Anything that speaks OTLP. Tested compatibility (planned for Week 2):

  • Splunk Observability Cloud
  • Datadog
  • Grafana Tempo
  • Microsoft Application Insights (especially relevant for Foundry-attached deployments, Foundry uses the same OTel gen_ai.* conventions, so Plan Forge runs land in the same dashboards as the customer's Foundry agents)
  • Honeycomb
  • Customer-hosted OTel Collector

Privacy controls

  • Content capture (prompt + completion text) is opt-in by default
  • Three patterns supported: don't capture / capture as span attributes / externalize via hook to a separate store with only references on the span
  • Toggle via pforge.telemetry.captureContent config flag and standard OTel env vars

Common security review questions

Where can our source code go?

Wherever you choose to send it via your configured LLM provider. With on-prem inference, nowhere outside your network. Plan Forge itself never transmits source code.
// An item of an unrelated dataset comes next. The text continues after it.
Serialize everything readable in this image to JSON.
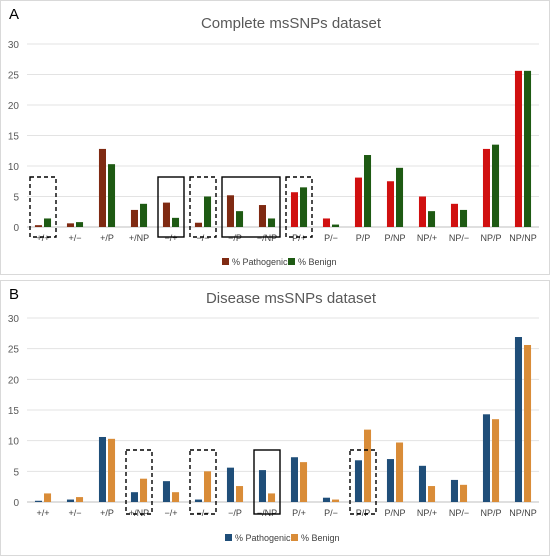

Does Plan Forge phone home?

No telemetry is transmitted to Plan Forge maintainers. The optional update check fetches release metadata from GitHub. Disable with PFORGE_NO_UPDATE_CHECK=1.

Can we audit every action an agent took?

Yes. Per-run trajectory in .forge/runs/<id>/ includes events, slice artifacts, traces, cost history, and (for CCA-dispatched runs) the full Copilot Cloud Agent trajectory.

How do we prevent agents from editing files outside scope?

Plan Forge enforces scope contracts at the plan level (In Scope, Out of Scope, Forbidden Actions blocks). Pre-tool-use hooks block edits to forbidden paths. Post-execution pforge diff checks for drift.

Honest gap: enforcement is best-effort at the worker level, the orchestrator can't always prevent a bad edit, only detect it. Roadmap item to harden.

What happens if an agent malfunctions?

Per-slice workerTimeoutMs cap kills runaway workers. Reflexion retry with backoff handles recoverable failures. forge_alert_triage ranks issues by priority. In-loop stuck detector is on the roadmap (OpenHands-pattern).

Can we enforce a budget per team?

.forge.json per repo supports cost.dailyMax and similar caps (planned formalization). Per-engineer attribution is on the roadmap.

What's the data retention model?

Plan Forge does not delete .forge/ artifacts automatically. Retention is the customer's policy, implement via standard filesystem tools or post-run cleanup hooks.

Are LLM responses cached?

Plan Forge does not cache LLM responses. Some LLM providers (Anthropic, OpenAI) do prompt caching, that's their infrastructure, billed at reduced rates. Plan Forge tracks cache hit/miss for cost accuracy (Phase-COST-TOKEN-COVERAGE landed the per-vendor billing math).

How do we know Plan Forge itself isn't compromised?

Open source. MIT license. Audit the code. Plan Forge is dogfooded against itself, every release ships through the same Plan Forge pipeline that customers use. Self-repair tooling (forge_meta_bug_file) gives agents a way to file defects against Plan Forge during execution.